Fraud and abuse scrutiny to get even heavier in 2017.
The HHS Office of Inspector General will be focusing on three new hospice topics in the new year, according to its Work Plan for 2017. Are you ready for the heat?
The new topics are:
1. Medicare Hospice Benefit Vulnerabilities and Recommendations for Improvement: A Portfolio. The Medicare hospice program has an array of “vulnerabilities in payment, compliance, and oversight as well as quality-of-care concerns,” the OIG warns. “We will summarize OIG evaluations, audits, and investigative work on Medicare hospices and highlight key recommendations for protecting beneficiaries and improving the program.”
2. Review of Hospices’ Compliance with Medicare Requirements. The OIG also includes this rather vague and wide-ranging topic, although the summary does hint at delving into services billed separately from the hospice benefit. “When a beneficiary elects hospice care, the hospice agency assumes the responsibility for medical care related to the beneficiary’s terminal illness and related conditions,” the OIG points out.
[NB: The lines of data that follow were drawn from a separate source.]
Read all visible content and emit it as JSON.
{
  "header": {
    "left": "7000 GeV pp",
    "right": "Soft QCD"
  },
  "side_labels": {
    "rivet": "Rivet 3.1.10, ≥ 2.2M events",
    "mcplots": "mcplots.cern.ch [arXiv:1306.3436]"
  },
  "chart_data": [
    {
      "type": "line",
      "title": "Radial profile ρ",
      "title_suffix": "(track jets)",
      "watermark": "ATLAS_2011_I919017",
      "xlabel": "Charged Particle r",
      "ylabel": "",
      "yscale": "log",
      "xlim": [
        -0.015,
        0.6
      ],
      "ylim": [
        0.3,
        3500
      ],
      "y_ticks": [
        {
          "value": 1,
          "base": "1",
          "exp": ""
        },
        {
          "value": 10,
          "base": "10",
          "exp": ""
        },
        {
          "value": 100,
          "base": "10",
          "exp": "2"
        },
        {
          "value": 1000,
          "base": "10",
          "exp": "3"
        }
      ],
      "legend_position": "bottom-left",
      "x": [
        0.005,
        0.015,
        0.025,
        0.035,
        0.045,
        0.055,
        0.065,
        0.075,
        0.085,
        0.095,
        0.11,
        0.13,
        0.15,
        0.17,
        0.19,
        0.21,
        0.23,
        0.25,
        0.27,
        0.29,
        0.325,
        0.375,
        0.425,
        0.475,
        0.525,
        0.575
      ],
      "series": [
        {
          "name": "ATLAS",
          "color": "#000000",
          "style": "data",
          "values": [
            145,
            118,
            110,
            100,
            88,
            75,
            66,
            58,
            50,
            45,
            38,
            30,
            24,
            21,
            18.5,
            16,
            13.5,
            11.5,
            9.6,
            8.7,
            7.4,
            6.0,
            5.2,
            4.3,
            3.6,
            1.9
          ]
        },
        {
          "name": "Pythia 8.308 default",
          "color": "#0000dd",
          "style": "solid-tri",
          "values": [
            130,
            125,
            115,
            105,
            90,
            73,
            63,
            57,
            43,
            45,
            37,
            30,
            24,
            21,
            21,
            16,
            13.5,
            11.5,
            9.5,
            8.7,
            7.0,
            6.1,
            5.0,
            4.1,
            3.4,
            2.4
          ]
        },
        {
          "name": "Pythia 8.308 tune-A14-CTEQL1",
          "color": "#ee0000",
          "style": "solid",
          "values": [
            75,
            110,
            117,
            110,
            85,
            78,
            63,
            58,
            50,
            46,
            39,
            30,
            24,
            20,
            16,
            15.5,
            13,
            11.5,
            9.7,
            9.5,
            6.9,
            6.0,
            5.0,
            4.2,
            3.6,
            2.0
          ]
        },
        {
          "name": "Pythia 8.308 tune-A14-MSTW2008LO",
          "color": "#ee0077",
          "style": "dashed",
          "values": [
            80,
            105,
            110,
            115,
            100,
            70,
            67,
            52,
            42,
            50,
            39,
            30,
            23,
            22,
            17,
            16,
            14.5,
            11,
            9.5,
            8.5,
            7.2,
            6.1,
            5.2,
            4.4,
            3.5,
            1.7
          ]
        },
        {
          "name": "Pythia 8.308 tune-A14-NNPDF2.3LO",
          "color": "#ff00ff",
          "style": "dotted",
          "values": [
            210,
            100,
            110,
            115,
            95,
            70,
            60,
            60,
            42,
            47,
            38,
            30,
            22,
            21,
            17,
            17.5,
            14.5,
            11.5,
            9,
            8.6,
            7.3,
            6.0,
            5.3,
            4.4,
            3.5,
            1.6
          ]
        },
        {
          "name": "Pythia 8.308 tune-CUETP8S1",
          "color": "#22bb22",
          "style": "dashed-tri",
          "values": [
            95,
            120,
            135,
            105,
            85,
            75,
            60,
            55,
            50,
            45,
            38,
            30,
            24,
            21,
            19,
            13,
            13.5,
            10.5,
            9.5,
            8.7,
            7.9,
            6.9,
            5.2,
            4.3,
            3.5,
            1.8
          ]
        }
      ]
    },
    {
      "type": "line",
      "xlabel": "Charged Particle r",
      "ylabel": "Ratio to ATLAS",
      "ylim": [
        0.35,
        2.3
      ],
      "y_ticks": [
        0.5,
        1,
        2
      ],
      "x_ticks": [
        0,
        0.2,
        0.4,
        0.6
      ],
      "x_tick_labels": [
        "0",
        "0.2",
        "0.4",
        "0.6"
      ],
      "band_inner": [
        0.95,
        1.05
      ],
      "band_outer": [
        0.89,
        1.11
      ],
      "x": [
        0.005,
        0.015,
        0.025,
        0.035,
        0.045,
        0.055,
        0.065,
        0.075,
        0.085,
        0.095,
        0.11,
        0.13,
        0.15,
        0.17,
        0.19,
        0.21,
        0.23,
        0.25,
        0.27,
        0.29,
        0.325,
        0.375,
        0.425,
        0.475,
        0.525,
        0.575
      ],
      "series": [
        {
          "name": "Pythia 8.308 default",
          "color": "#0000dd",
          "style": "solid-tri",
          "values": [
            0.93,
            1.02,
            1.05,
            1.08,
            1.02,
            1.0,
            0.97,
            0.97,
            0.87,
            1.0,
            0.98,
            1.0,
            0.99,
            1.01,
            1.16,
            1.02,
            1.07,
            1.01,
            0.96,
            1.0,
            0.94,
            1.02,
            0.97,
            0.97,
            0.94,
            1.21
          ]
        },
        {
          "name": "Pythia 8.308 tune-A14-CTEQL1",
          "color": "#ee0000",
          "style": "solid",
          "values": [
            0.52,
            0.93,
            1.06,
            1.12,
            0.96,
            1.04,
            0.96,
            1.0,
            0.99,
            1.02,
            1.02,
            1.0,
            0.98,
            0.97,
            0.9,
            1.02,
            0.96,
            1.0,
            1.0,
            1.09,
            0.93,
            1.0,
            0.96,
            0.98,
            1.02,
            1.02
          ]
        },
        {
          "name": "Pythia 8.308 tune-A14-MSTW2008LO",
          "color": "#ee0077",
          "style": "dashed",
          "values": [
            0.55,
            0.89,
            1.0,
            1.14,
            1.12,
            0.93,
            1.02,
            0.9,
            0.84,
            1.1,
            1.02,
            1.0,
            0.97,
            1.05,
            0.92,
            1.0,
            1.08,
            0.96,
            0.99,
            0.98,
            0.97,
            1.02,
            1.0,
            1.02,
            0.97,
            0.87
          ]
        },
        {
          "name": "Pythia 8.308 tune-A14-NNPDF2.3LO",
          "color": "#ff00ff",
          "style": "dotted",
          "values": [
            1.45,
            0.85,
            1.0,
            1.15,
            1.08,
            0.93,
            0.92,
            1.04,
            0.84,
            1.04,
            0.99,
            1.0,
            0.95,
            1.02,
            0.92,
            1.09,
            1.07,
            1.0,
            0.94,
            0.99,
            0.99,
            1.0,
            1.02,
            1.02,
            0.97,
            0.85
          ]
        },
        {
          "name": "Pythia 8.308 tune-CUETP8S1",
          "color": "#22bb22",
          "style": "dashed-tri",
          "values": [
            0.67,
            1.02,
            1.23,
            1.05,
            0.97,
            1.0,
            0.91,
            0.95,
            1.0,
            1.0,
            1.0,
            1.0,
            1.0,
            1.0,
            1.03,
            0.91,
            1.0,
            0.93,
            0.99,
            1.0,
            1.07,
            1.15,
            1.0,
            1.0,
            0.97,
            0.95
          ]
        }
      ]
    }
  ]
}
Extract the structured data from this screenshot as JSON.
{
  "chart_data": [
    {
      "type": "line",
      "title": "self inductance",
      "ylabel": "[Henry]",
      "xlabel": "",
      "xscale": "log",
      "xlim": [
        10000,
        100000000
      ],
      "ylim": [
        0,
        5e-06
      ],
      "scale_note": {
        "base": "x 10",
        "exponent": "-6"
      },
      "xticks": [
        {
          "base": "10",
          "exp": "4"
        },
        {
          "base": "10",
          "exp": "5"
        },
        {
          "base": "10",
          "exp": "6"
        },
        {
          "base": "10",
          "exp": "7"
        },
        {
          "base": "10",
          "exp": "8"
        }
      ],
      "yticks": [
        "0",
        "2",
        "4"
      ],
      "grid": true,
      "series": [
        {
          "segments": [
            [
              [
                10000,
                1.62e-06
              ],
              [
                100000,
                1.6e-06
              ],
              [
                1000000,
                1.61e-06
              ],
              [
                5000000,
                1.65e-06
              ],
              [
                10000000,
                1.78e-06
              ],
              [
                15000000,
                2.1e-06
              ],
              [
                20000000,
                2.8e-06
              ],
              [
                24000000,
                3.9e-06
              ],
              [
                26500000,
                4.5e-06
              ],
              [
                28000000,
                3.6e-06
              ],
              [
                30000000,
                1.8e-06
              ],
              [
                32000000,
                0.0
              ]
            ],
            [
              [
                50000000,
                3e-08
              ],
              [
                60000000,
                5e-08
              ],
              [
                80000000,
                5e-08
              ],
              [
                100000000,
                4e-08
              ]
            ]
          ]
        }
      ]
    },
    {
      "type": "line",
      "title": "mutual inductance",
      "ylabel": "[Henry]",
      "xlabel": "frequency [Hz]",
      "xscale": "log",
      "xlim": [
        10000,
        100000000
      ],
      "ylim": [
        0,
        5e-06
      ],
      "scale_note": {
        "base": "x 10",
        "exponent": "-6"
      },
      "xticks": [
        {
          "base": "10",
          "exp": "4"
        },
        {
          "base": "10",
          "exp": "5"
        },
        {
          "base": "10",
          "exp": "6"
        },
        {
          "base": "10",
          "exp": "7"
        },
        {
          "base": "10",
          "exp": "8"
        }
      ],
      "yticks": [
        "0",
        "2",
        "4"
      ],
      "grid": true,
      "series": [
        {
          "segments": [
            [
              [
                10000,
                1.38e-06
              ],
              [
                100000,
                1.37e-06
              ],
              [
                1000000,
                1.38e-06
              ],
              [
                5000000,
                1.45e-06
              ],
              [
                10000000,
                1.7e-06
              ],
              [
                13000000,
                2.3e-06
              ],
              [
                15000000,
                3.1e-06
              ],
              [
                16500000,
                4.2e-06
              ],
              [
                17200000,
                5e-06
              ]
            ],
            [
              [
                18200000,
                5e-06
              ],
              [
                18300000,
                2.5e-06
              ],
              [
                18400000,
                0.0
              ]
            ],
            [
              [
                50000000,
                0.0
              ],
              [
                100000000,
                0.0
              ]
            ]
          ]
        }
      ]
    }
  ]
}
3. Hospice Home Care — Frequency of Nurse On-Site Visits to Assess Quality of Care and Services. The hot button topic of visit utilization shows up on the OIG’s to-do list. “Medicare requires that a registered nurse make an on-site visit to the patient’s home at least once every 14 days to assess the quality of care and services provided by the hospice aide and to ensure that services ordered by the hospice interdisciplinary group meet the patient’s needs,” according to the Work Plan. “We will determine whether registered nurses made required on-site visits to the homes of Medicare beneficiaries who were in hospice care.”
Reminder: A new quality measure on skilled service visits in the last days of life was just finalized in the 2017 hospice payment update final rule.
Review: The OIG also points to its report issued in September on Notices of Election and Certifications of Terminal Illness, in which the Centers for Medicare & Medicaid Services agreed to issue model NOE language (see story, p. 1). Following the report, CMS has now issued a new model notice.
Takeaway: “Carefully review the Work Plan to determine areas of government focus,” counsels attorney Sarah DiFrancesca with law firm Cooley in analysis of the report. “The Work Plan often serves as a useful resource for companies planning and prioritizing compliance activities for the upcoming year, including training, auditing and monitoring.”